School threats in the age of social media
MADISON COUNTY, Ky. (WTVQ)- Now, to the growing influence and at times, recklessness on social media that can paralyze and panic communities.
Monday in Richmond police say a student used social media to threaten a shooting at Madison Central High School this week.
That disrupted school, caused understandable concern, led to a police presence on campus and an investigation.
This not a harmless school prank, it’s serious, dangerous behavior that we found out reached far beyond Richmond.
The threat, posted anonymously on Instagram said there would be a shooting at “MCHS”, which was determined to be Madison Central High School.
But the commonality of that acronym caused school districts across the country to worry the threat was targeted at them.
For example, schools in Readfield, Maine cancelled classes today while investigating the post.
News outlets in Clarksville, Tennessee, report a high school there was mistaken as the one referenced in the threat and the McCreary County School District in Kentucky had to reassure parents and students the post was not directed at that school.
When it comes to making and investigating threats, like the one that happened here at Madison Central High School Monday, law enforcement officials say social media has been a game changer.
“It’s okay and I guess easy for them to sit in their private home or somewhere else and post those comments,” said Assistant Chief Rodney Richardson with the Richmond Police Department.
Police here in Richmond say social media has become the new way for people to make threats.
“You know as technologies increase and everyone seems to have access to social media so it’s very easy for someone to go online and post an anonymous post that they are threatening to do something or carry out some sort of attack on whatever organization,” said Asst. Chief Richardson.
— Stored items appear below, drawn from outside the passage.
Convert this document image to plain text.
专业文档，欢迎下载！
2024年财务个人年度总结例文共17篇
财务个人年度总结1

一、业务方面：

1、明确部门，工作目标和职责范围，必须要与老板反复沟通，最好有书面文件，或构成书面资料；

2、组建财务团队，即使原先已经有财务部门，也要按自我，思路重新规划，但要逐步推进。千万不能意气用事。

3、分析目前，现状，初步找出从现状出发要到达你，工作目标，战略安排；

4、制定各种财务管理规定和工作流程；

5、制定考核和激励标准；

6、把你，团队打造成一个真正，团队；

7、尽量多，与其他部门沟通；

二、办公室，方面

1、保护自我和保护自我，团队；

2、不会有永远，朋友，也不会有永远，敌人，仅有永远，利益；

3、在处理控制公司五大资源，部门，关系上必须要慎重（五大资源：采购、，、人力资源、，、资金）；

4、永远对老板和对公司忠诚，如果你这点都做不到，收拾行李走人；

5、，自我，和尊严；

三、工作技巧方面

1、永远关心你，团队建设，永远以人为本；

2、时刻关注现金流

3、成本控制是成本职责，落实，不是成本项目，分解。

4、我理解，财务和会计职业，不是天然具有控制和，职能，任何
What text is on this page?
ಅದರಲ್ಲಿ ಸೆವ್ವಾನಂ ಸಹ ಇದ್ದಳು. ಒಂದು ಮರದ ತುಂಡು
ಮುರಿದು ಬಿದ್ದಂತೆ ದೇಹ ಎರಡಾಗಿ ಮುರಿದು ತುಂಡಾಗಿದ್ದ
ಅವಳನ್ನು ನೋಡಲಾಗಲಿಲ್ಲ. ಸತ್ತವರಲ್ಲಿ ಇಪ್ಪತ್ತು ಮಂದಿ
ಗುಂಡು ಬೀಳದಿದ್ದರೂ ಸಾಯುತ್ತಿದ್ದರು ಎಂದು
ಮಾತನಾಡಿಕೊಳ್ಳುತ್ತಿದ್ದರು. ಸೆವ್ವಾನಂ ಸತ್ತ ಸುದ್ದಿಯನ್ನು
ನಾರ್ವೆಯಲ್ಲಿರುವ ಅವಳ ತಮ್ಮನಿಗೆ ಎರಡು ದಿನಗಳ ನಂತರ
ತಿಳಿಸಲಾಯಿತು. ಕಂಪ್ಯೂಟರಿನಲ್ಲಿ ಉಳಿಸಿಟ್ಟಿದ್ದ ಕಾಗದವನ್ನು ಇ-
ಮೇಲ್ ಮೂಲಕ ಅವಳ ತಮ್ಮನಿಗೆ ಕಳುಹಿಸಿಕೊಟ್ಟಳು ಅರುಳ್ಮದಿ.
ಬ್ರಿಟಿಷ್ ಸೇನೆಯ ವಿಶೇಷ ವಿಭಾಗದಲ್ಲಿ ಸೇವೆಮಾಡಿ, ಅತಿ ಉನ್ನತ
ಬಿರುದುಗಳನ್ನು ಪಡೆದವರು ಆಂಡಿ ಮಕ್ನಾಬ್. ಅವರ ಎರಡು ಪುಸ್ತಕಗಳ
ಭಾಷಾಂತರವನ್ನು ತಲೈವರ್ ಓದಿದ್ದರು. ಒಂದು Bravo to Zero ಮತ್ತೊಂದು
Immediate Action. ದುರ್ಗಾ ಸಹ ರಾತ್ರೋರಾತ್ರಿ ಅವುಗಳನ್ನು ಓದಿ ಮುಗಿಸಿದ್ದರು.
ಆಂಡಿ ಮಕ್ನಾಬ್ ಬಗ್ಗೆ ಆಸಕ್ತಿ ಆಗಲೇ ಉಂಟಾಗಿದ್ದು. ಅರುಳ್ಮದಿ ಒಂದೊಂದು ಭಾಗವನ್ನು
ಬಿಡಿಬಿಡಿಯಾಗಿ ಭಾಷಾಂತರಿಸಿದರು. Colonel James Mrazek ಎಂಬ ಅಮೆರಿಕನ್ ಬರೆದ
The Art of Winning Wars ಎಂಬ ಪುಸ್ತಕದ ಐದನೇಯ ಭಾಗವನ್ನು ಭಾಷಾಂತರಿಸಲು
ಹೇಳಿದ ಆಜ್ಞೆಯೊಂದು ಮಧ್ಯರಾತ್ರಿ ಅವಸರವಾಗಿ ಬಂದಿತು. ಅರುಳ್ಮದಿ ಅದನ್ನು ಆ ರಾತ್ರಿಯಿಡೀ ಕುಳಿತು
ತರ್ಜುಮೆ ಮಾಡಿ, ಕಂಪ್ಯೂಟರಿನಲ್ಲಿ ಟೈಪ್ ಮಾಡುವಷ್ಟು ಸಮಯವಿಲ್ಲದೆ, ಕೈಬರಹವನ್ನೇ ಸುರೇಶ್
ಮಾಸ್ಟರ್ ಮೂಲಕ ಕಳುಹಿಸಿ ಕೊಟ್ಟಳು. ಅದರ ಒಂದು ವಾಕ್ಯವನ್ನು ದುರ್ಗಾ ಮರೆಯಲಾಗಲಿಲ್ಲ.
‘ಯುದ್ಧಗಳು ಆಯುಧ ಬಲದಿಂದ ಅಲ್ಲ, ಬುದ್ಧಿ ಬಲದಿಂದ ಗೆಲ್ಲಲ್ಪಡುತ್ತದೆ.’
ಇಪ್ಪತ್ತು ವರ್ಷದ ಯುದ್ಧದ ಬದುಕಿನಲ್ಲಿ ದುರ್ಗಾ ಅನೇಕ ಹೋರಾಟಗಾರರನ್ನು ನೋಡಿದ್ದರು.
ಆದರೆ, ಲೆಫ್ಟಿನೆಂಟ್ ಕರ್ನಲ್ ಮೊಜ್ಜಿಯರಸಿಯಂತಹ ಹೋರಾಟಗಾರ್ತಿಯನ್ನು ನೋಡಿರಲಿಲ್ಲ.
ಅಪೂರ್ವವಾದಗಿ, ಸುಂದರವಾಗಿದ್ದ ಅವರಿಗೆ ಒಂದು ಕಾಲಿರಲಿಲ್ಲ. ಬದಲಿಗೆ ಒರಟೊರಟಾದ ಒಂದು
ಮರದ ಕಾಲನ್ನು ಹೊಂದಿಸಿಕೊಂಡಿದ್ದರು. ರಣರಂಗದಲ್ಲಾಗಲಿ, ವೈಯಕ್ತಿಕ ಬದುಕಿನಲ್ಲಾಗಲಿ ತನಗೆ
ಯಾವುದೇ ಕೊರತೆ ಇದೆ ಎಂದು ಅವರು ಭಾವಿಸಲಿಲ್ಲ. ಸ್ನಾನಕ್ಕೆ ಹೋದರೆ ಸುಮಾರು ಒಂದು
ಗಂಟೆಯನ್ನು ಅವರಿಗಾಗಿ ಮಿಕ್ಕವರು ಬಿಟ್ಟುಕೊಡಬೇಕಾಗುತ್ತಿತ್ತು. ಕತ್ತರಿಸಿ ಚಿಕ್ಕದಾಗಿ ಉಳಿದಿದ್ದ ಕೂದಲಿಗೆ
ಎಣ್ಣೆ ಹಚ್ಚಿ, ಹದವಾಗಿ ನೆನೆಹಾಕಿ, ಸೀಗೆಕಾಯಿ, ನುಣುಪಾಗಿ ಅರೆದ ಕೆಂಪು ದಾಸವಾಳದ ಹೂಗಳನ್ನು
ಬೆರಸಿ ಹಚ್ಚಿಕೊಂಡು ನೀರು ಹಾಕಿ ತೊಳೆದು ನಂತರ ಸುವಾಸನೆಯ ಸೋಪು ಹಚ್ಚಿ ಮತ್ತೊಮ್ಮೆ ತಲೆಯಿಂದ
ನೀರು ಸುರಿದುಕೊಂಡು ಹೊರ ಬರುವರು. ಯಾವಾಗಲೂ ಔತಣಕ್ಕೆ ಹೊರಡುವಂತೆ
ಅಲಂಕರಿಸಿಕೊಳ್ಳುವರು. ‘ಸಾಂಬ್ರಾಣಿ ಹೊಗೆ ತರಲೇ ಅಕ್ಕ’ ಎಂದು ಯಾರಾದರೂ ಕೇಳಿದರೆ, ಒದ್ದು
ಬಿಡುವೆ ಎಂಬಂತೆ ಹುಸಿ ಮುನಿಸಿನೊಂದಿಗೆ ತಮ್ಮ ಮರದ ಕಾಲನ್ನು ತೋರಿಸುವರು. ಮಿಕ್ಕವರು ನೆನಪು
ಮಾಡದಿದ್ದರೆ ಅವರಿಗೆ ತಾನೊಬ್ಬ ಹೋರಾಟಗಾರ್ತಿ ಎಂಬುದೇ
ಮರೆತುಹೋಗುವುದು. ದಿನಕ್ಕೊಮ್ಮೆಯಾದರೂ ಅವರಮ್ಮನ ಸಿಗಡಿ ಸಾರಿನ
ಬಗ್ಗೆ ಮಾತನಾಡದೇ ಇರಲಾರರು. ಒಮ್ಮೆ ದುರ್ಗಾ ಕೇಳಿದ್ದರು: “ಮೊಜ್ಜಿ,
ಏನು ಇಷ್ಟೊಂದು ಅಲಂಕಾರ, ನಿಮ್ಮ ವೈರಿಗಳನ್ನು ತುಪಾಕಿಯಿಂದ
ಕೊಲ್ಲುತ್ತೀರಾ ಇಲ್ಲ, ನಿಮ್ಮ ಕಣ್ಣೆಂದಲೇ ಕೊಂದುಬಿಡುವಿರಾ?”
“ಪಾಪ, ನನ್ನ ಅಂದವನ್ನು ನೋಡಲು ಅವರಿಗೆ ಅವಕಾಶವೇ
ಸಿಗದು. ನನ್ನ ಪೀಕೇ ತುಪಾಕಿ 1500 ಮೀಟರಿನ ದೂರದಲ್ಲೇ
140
Police say they don’t have an exact number for how many online threats they investigate but say it’s enough for them to have detectives who specialize in just that.
“So we will send them to specific training to Facebook investigations, Twitter, any kind of social media,” said Asst. Chief Richardson.
But police say social media is not solely used for bad, they say it is actually one of their best tools for solving crimes.
“The school threat that was yesterday that was discovered was sent to us several times by several different people so you know there is people out in the community looking out for others as well not just us. So with the help of those people sharing those kinds of things with us and the use of Facebook and Twitter and other social media platforms we’re able to gather that information a lot more quickly than we used to,” said Asst. Chief Richardson.
Law enforcement officials say no matter the scale or legitimacy of a threat if people see something that looks suspicious or worrisome they should immediately call police.